In “The Story of Dunwoody,” by Ethel W. Spruill and Elizabeth L. Davis, Mary Jordon, daughter of Elon and Lizzie, shares some early history of the Jordon family. Elon Jordon and his parents, Mr. and Mrs. James D. Jordon, came to Dunwoody from Rex some time around 1919. They moved into the former Larkin Martin home which is located where Mill Glen subdivision and Glenrich Drive are located today off Roberts Drive.
The recorded history says they moved in 1917, however Elon Jordon enlisted with the Army at Fort Oglethorpe, Georgia in June of 1918. He was discharged in 1919, so sometime after that makes more sense unless his parents had already moved in 1917 and he joined them after discharge.

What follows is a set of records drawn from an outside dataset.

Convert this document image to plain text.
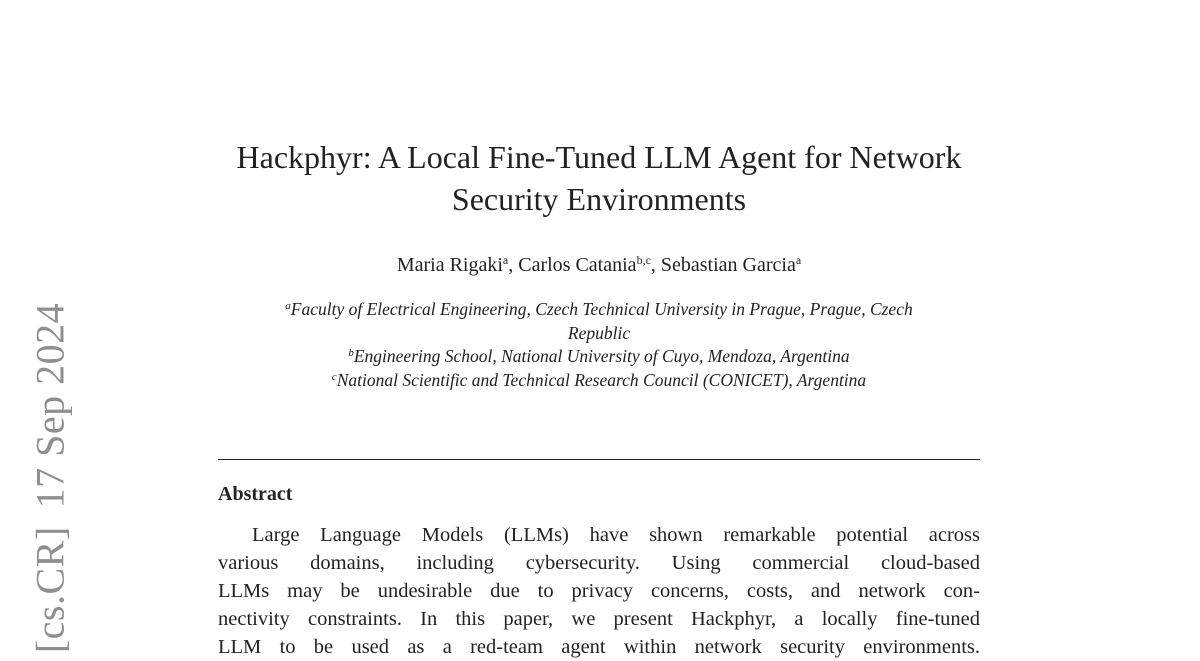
[cs.CR]17 Sep 2024
Hackphyr: A Local Fine-Tuned LLM Agent for Network
Security Environments
Maria Rigaki$^a$, Carlos Catania$^{b,c}$, Sebastian Garcia$^a$
$^a$Faculty of Electrical Engineering, Czech Technical University in Prague, Prague, Czech
Republic
$^b$Engineering School, National University of Cuyo, Mendoza, Argentina
$^c$National Scientific and Technical Research Council (CONICET), Argentina
Abstract
Large Language Models (LLMs) have shown remarkable potential across
various domains, including cybersecurity. Using commercial cloud-based
LLMs may be undesirable due to privacy concerns, costs, and network con-
nectivity constraints. In this paper, we present Hackphyr, a locally fine-tuned
LLM to be used as a red-team agent within network security environments.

A few years later they built a one-room house to live in temporarily while they built a larger home along Spalding Drive. The materials for both homes came from the property itself. Elon Jordon purchased the land from John W. Ball, Lizzie’s great uncle. Sarah Elizabeth Spruill married Elon Jordon on December 14, 1924 at Dunwoody Methodist Church.

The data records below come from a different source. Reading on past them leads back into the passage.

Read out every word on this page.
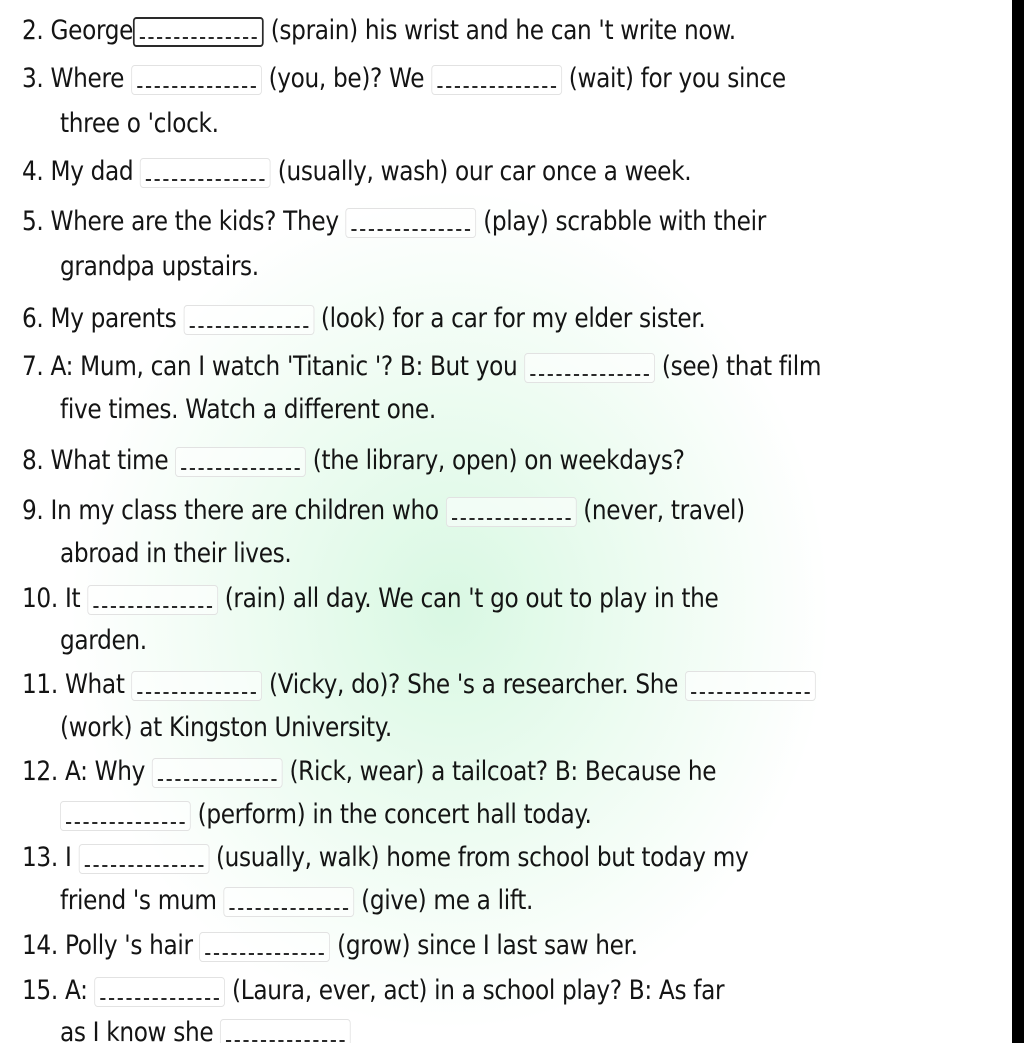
2. George	(sprain) his wrist and he can 't write now.
3. Where	(you, be)? We	(wait) for you since
three o 'clock.
4. My dad	(usually, wash) our car once a week.
5. Where are the kids? They	(play) scrabble with their
grandpa upstairs.
6. My parents	(look) for a car for my elder sister.
7. A: Mum, can I watch 'Titanic '? B: But you	(see) that film
five times. Watch a different one.
8. What time	(the library, open) on weekdays?
9. In my class there are children who	(never, travel)
abroad in their lives.
10. It	(rain) all day. We can 't go out to play in the
garden.
11. What	(Vicky, do)? She 's a researcher. She
(work) at Kingston University.
12. A: Why	(Rick, wear) a tailcoat? B: Because he
(perform) in the concert hall today.
13. I	(usually, walk) home from school but today my
friend 's mum	(give) me a lift.
14. Polly 's hair	(grow) since I last saw her.
15. A:	(Laura, ever, act) in a school play? B: As far
as I know she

The couple had three children, Mary Pauline, John David, and Betty. Elon was a skilled carpenter and his son John David (known as J. D.) followed in his footsteps, as well as grandson Larry Jordon who makes the same children’s rocking chairs his grandfather made. Elon was best known for his birdhouses, made from the bark of poplar trees. They were sold at Hastings Nursery in Atlanta between the 1930’s and 1960’s. When Elon Jordon died in 1972, he was referred to as Elon M. “Birdhouse” Jordon in his obituary.
When Georgia 400 forced the couple out of their old home in 1967, they moved into a brick home built on the property. The old home was close enough to 400 that they couldn’t live there, but it remaining standing until 1986. Lizzie would sometimes go back in the old home to cook on the wood stove she loved so much.